Pneumonia, Radiation, and New Chemo Side Effects Oh My!

This has been a very tiring week for me. Not only did I start radiation this week, but if you aren’t on Facebook and didn’t hear, I found out that my respiratory bug ended up being walking pneumonia.  I have had a cough for a while, and yes I should have gone to the doctor sooner but I kept putting if off thinking that I was getting better. Not real smart I know but it has been a little overwhelming for me getting adjusted back to the school routine with my energy levels so low. I realized this week though that my cough wasn’t getting better and that I felt worse this week than I did a couple weeks ago when I was closer to the last chemo treatment. The doctor said that my chest x-ray really didn’t show anything but when listening to me I sounded terrible. I am being treated right now as if it is bacterial walking pneumonia. If it does not get better, the doctors may have to start looking into other possible causes. I was a little surprised to learn that one of the chemo drugs that I took can cause lung toxicity although not commonly. I’m just praying that I just have normal pneumonia and that my compromised body will now be able to fight it with the help of antibiotics.

I have now had four doses of radiation and am learning the routine. The first day it took about half hour but I was told that they had to do extra scans that day to make sure my marks were still in the correct places. I guess they will periodically do this throughout treatment. I will also see the doctor once weekly to check my skin and radiation area. On all the other days it will be a very quick in and out. It probably only takes five minutes to get me lined up on the table and do the radiation. I also found out for sure this week that the doctor’s plan for me involves using a bolus for most of the treatments. Since my doctor really hadn’t told me a lot up front, I did what I always do and researched. From this research I knew that the bolus was coming and that I wasn’t going to like it. Bolus is a fancy term for a warm wet towel. It feels really good and the technician said that many women mistakenly think that they are doing them a favor when they apply it, but they are not. What it does is “trick” the machine. Deeper tissue gets more radiation than the skin. This is usually what you want for a lumpectomy patient, but for a mastectomy patient the most likely places that the cancer will recur is in the skin or chest wall muscle. So the bolus “tricks” the machine and the skin now seems like deeper tissue thus getting more radiation than normal. This means that the skin is much more likely to break down and get more irritated. It is not a given though. Some women still make it through OK I’m told.

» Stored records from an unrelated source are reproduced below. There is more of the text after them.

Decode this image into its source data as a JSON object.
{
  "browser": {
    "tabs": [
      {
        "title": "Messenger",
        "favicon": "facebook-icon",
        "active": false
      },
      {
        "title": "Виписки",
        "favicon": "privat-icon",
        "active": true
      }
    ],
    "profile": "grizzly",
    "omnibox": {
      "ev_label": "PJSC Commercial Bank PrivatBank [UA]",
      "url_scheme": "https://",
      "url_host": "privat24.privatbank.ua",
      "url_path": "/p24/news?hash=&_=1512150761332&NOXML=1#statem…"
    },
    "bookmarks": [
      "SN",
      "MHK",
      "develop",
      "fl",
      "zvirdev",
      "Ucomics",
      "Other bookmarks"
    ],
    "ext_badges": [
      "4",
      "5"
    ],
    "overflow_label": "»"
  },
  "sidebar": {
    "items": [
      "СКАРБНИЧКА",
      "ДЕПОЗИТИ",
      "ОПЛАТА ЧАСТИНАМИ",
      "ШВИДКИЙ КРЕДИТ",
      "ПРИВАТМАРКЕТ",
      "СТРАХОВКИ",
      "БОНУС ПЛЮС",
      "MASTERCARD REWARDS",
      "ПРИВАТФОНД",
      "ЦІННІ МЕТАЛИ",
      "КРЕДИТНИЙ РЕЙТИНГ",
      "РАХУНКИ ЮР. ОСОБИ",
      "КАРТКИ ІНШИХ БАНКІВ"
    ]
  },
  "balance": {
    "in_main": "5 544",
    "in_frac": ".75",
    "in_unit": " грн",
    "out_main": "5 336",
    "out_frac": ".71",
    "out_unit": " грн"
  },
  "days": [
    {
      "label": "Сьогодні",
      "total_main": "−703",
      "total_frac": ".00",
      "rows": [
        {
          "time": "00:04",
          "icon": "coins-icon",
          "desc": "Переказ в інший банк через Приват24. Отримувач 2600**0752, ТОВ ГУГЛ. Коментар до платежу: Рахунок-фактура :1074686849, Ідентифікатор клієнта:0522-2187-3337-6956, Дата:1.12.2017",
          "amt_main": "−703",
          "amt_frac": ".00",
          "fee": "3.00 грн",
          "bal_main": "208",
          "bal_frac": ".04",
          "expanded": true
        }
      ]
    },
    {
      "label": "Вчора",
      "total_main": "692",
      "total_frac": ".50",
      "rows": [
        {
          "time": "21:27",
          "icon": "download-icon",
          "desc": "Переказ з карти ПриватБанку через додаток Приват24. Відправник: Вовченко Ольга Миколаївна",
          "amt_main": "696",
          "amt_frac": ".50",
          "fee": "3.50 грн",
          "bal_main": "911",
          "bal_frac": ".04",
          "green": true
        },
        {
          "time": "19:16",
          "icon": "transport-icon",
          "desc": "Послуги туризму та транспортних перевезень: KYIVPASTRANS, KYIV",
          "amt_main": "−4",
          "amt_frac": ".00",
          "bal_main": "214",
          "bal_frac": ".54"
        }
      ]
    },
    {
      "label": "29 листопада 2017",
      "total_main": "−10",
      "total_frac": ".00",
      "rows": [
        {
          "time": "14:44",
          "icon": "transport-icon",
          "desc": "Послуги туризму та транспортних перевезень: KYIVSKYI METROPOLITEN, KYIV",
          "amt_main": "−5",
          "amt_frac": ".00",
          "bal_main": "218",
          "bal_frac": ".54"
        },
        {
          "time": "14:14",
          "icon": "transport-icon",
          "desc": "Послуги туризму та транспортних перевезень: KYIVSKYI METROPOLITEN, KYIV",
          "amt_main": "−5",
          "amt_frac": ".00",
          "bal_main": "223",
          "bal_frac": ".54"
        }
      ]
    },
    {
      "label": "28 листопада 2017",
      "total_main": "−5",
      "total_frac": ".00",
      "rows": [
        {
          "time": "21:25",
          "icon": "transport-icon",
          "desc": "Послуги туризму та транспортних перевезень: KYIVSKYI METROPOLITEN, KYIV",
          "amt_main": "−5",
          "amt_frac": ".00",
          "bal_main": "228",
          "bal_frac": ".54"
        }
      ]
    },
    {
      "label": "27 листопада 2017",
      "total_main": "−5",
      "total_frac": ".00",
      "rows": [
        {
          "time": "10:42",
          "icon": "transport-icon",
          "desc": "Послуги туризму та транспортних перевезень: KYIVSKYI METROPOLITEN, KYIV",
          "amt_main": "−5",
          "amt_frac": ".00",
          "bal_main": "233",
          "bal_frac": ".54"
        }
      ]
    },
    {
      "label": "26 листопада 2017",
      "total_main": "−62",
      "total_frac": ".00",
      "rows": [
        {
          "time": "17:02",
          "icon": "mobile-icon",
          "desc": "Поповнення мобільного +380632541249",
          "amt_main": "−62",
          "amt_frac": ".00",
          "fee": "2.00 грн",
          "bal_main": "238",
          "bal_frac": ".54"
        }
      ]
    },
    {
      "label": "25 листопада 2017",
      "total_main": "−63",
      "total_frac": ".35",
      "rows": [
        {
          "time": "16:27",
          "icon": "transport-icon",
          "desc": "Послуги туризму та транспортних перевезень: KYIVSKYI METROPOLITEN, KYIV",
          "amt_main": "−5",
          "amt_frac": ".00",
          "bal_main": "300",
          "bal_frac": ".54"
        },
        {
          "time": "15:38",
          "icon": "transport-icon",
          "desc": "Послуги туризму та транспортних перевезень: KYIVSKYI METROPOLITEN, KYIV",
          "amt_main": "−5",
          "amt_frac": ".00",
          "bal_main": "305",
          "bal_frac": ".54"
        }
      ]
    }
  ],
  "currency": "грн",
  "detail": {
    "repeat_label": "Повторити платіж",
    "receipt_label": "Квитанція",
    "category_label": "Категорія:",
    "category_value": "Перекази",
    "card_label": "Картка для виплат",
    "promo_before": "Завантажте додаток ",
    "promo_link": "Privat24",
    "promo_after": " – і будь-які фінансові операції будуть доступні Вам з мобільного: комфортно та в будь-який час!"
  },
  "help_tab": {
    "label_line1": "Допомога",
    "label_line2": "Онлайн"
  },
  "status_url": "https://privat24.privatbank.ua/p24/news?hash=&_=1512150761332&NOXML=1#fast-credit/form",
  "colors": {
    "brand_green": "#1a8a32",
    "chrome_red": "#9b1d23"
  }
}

As I said, this week has been a tiring week. I feel like it has been harder to deal with stuff probably because I have been sick. I am now six weeks out from chemo and I had felt that I was now starting to get into the safe zone where I wouldn’t see new side effects. Unfortunately Taxotere seems to be the chemo that keeps on giving. One morning I woke up to notice that half of one of my eyebrows is now gone. I had been so glad to see that my eyebrows and eyelashes had remained after four treatments and now this happens. My nails are now also starting to pull away from the nail bed. Surprisingly it is not super painful, but it was kind of upsetting to see both of these things happen when I thought I was past all this. If they would have happened during chemo treatment, I think I would not have so shocked by them.  But it is what it is.

Thanks for all the responses to my Facebook post for prayers. It is comforting to know that I have lots of friends praying for me! Hopefully this next week will go a little more smoothly! I know that no matter what happens that God is still in control and has a plan.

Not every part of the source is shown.